The Bentayga and Urus were possible because Porsche created an SUV product some 15 years ago – the Cayenne. Like the Urus, the Cayenne shared a platform with other Volkswagen AG products – the Audi Q7 and Volkswagen Touareg of that era.

The fact was not that Porsche put a badge on an SUV. Rather, it was the effect the Cayenne had on the brand in both the short and long term. This is something Bentley is experiencing and Lamborghini will experience soon.

Porsche knew that the Cayenne would not take sales away from the iconic 911 or the Boxster. It would be the one vehicle that would introduce new customers to the brand. Through two generations (a new generation is coming in 2018), Cayenne sales have augmented the Porsche lineup perfectly. The vehicle proved its worth with a great lineup of performance and alternative propulsion options, its ability to go off-road, and the continuity in design inside and out for Porsche customers to enjoy.

Therefore, the Cayenne has worked in Porsche's favor. As have the smaller Macan.

What about Lamborghini and the Urus?

The first thing to keep in mind is that the new Lambo SUV is derived from a Volkswagen AG product – the platform that underpins the Audi Q7. They did not convert it to a mid-engined platform with a monster V10 or V12 powering it. Nor did they make it with Aventador doors or any other absurdities found on Lamborghini's more iconic models.
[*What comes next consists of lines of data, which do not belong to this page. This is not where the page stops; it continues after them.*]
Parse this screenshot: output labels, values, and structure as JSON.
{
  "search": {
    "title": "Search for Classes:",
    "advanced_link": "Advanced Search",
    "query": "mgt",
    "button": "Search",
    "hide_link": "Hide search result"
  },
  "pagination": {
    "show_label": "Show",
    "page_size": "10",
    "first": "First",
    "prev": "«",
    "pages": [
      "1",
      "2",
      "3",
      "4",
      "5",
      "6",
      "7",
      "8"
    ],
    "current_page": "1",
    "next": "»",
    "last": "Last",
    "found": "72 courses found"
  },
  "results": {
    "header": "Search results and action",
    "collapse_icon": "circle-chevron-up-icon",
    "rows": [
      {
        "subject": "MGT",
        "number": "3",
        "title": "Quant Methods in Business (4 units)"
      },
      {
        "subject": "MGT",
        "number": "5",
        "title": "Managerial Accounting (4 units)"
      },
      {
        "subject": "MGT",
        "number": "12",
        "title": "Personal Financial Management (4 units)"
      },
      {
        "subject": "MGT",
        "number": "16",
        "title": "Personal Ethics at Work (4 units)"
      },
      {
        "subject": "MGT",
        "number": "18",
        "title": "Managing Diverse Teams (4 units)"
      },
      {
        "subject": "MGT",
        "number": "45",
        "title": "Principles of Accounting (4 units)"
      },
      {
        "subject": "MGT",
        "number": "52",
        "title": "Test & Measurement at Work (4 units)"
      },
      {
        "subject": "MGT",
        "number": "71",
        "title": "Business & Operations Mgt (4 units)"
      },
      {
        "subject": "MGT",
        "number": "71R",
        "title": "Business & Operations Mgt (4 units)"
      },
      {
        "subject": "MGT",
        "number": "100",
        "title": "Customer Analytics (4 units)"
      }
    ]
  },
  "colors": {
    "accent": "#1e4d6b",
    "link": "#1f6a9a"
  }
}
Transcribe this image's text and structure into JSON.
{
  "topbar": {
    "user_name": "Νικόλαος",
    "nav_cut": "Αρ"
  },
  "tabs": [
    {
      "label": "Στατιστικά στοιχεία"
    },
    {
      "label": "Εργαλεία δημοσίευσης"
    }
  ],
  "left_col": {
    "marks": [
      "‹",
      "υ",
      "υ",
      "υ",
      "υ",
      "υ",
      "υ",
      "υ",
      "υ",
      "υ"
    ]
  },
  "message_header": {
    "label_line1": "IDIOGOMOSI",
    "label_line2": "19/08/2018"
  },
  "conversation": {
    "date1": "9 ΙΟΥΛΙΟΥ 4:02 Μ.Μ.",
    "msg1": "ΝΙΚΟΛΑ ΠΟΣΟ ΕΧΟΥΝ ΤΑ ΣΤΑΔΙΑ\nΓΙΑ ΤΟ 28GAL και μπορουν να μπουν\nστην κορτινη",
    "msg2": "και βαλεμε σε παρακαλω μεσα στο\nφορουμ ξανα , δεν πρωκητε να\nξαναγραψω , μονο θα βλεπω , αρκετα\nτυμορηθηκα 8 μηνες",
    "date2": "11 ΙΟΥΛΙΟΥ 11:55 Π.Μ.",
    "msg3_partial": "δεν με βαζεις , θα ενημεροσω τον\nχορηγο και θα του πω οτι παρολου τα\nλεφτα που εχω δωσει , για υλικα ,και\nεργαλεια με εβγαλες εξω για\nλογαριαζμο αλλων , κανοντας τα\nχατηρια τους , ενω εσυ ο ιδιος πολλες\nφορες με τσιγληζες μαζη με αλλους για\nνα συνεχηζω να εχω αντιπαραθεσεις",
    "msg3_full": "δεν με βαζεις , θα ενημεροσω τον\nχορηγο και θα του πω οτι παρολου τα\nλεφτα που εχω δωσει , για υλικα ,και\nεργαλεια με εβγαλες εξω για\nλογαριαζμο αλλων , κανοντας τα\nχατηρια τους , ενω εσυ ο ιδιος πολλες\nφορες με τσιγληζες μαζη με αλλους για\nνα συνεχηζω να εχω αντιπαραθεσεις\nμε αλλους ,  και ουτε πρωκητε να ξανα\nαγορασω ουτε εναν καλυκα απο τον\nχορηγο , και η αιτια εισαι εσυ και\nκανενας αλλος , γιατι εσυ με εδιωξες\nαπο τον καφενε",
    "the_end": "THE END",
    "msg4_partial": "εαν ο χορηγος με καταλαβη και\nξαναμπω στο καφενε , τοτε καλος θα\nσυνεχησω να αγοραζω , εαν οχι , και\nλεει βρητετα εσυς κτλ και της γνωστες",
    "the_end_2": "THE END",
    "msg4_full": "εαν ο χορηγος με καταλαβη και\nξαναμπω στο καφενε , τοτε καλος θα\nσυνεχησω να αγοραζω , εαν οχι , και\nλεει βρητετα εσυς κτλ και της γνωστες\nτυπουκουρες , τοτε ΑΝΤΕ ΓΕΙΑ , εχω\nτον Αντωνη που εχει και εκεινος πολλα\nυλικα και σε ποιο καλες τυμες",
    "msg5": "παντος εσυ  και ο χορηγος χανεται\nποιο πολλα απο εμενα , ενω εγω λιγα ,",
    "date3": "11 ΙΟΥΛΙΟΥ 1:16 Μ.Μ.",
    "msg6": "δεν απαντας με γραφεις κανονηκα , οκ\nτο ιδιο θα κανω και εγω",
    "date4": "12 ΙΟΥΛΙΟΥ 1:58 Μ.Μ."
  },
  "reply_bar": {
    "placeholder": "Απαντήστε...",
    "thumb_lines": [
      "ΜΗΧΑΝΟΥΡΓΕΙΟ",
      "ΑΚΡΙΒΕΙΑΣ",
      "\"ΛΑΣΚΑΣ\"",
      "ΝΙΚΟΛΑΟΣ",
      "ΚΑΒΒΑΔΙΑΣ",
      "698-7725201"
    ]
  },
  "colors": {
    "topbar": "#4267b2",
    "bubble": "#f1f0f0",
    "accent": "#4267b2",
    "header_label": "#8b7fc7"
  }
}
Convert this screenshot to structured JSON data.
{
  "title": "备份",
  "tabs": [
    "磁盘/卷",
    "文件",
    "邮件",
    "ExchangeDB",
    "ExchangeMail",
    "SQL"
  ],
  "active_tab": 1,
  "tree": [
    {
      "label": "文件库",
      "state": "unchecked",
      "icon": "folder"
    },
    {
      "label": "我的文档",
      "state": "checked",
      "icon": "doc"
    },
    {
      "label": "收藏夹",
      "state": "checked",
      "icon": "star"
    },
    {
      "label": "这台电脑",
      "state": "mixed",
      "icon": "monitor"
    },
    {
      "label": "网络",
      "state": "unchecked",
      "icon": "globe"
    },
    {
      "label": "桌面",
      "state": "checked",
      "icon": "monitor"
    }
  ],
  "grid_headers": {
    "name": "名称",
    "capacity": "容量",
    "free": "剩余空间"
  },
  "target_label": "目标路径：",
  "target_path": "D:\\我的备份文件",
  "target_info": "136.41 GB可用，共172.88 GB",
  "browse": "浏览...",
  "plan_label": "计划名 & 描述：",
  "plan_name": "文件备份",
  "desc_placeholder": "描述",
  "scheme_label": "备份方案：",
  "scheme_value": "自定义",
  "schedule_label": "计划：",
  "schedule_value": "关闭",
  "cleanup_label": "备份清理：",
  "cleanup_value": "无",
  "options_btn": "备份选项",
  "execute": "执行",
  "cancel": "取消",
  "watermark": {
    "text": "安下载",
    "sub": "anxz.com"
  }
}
If you think about it, Lamborghini made front-engined sports cars in the past – right from the get-go. It has also made V8-powered cars in the past – the Urraco, Silhouette, and Jalpa. Therefore, the Urus makes sense.

Come to think of it, the Lamborghini Urus actually does make sense.

The SUV movement has gone beyond "trend" status. They are the heart of the market. In replacing the sedan, the SUV fits in every lifestyle for family living, active lifestyles and for practical purposes. Before the Porsche Cayenne, a luxury car buyer had few choices for their SUV. These choices include the Range Rover, Land Rover's other models, the Mercedes-Benz M-Class and the BMW X5. Because of the Porsche Cayenne, Bentley would not have explored the upper limits of the SUV market. Eventually, Lamborghini would join in this upper market, as more of a Super Sports Utility Vehicle – a designation they created on their own.

Established that the Lamborghini Urus makes sense given today's vehicle market, should it be given serious consideration. The discussion around the Porsche Cayenne brought out the same debates on whether a Porsche should be in the marketplace with an SUV. Since 2002, it has never left. It helped grow the brand, introduce new customers to it and give it levels of cache once reserved for the iconic 911.

Though the temper of the debates was lighter, you still had arguments over Bentley's entry into the SUV fray. Will it dilute the brand? It has not, since it fits with design, engineering and bespoke requirements expected across the Bentley lineup. The Bentayga is a hit on many levels, while it draws a lot of debates after they have since been delivered to customers.

This will be the case for the Lamborghini Urus. There will be debates on the merits of even a brand of Volkswagen AG taking on the same Audi Q7 platform for its own SSUV. There will be plenty of naysayers asking whether this vehicle is absolutely necessary for the marketplace. There will be plenty of supercar customers who may even embrace the Lamborghini Urus.

One thing we may have forgotten amid all of this discussion – Lamborghini has been here before. Remember the LM002? It was a tank of a vehicle, powered by a marine V12 and participated in the Paris-Dakar Rally. Lamborghini made SUVs in the past – up to 1993. Perhaps we have forgotten about this little detail in automotive history.

In all, we may have justified the Lamborghini Urus – as we should.